With iOS 12.1, Apple brought its controversy "performance management function" (also known as "throttling" or slowing down) for iPhone 8, 8 Plus and iPhone X.
The function dynamically strangles the processor of the phone as its battery degrades over time to prevent random deactivation.
Months ago, Apple told US senators that "hardware upgrades" meant that the feature was not needed on their new phones.
The company has always maintained that all of its products include the "fundamental performance management" feature to protect its components. On a support page, Apple explains the function says the following on the iPhone 8 and later devices:
"IPhone 8 and later uses a more advanced hardware and software design that provides a more accurate estimate of power needs and battery capacity to maximize overall system performance, enabling a different performance management system that enables iOS to anticipate and avoid an unexpected blackout more accurately.Therefore, the impact of performance management may be less noticeable in iPhone 8 and later.Overall, the rechargeable batteries of all iPhone models decrease their capacity and maximum performance and, over time, must be replaced. "
However, with the recent launch of iOS 12.1, this same support page has been silently updated with the following:
"In addition, users can see if the performance management function that dynamically manages maximum performance to prevent unexpected blackouts is enabled and can choose to turn it off …. This feature applies to iPhone 6, iPhone 6 Plus, iPhone 6s, iPhone 6s Plus, iPhone SE, iPhone 7 and iPhone 7 Plus. Starting with iOS 12.1, iPhone 8, iPhone 8 Plus and iPhone X include this feature, but performance management may be less obvious due to its hardware design and more advanced software. "
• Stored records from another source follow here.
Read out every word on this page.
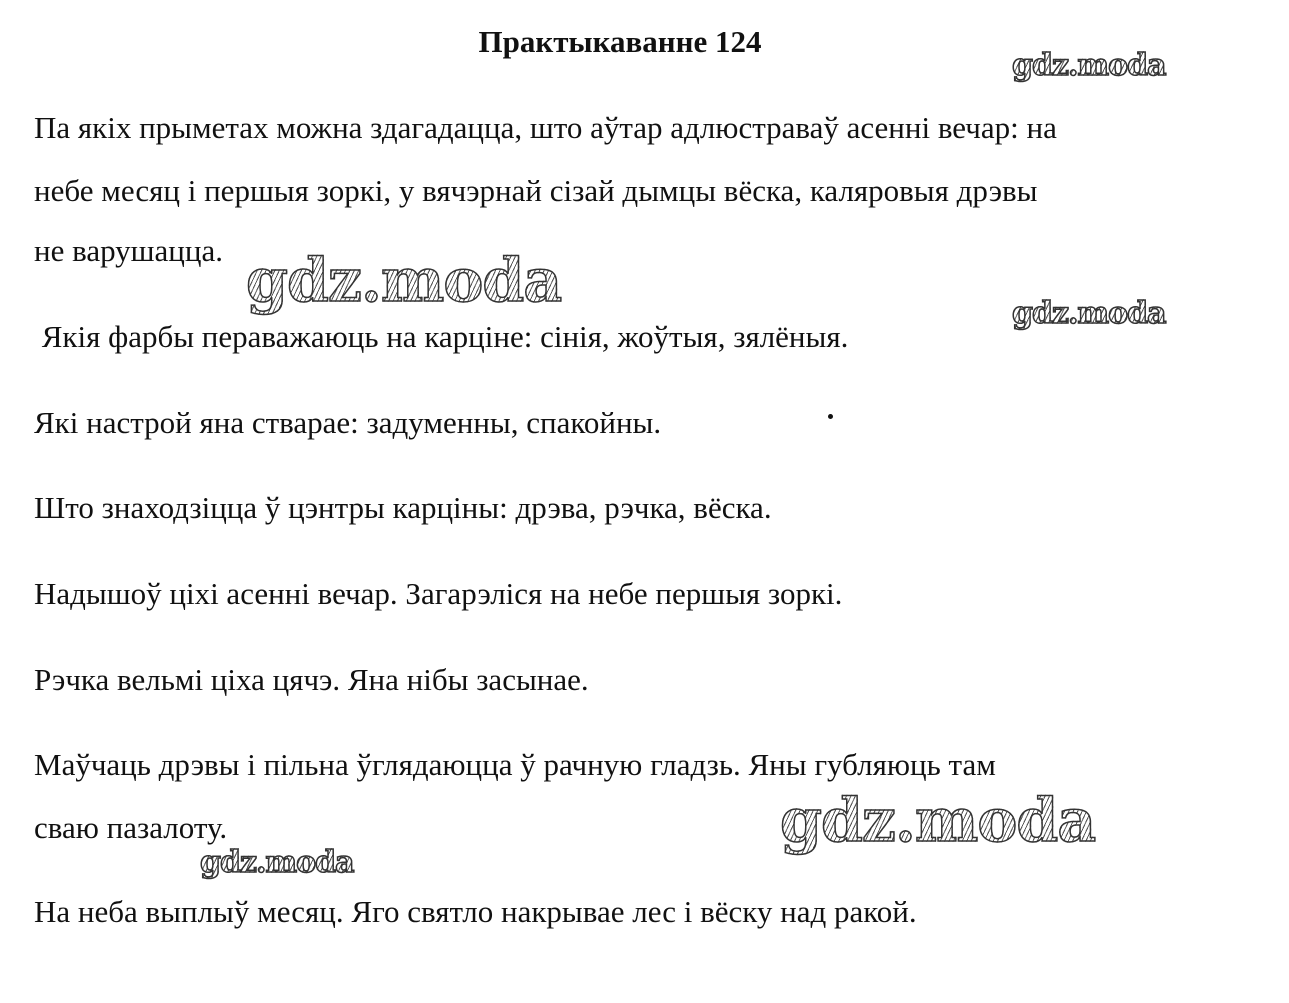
Практыкаванне 124
Па якіх прыметах можна здагадацца, што аўтар адлюстраваў асенні вечар: на
небе месяц і першыя зоркі, у вячэрнай сізай дымцы вёска, каляровыя дрэвы
не варушацца.
Якія фарбы пераважаюць на карціне: сінія, жоўтыя, зялёныя.
Які настрой яна стварае: задуменны, спакойны.
Што знаходзіцца ў цэнтры карціны: дрэва, рэчка, вёска.
Надышоў ціхі асенні вечар. Загарэліся на небе першыя зоркі.
Рэчка вельмі ціха цячэ. Яна нібы засынае.
Маўчаць дрэвы і пільна ўглядаюцца ў рачную гладзь. Яны губляюць там
сваю пазалоту.
На неба выплыў месяц. Яго святло накрывае лес і вёску над ракой.
gdz.moda
gdz.moda	gdz.moda
gdz.moda
gdz.moda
This practice of slowing down older devices has recently resulted in fine of 5 million euros against Apple in an antitrust lawsuit filed by the Italian competition and market authority, the Competition and Market Authority (AGCM). The agency has challenged Apple to slow down its phones without informing customers or giving them the opportunity to return to an earlier version of the software.
With all the recently added models that are just over a year old, it is currently unclear what the impact of battery degradation will have on them.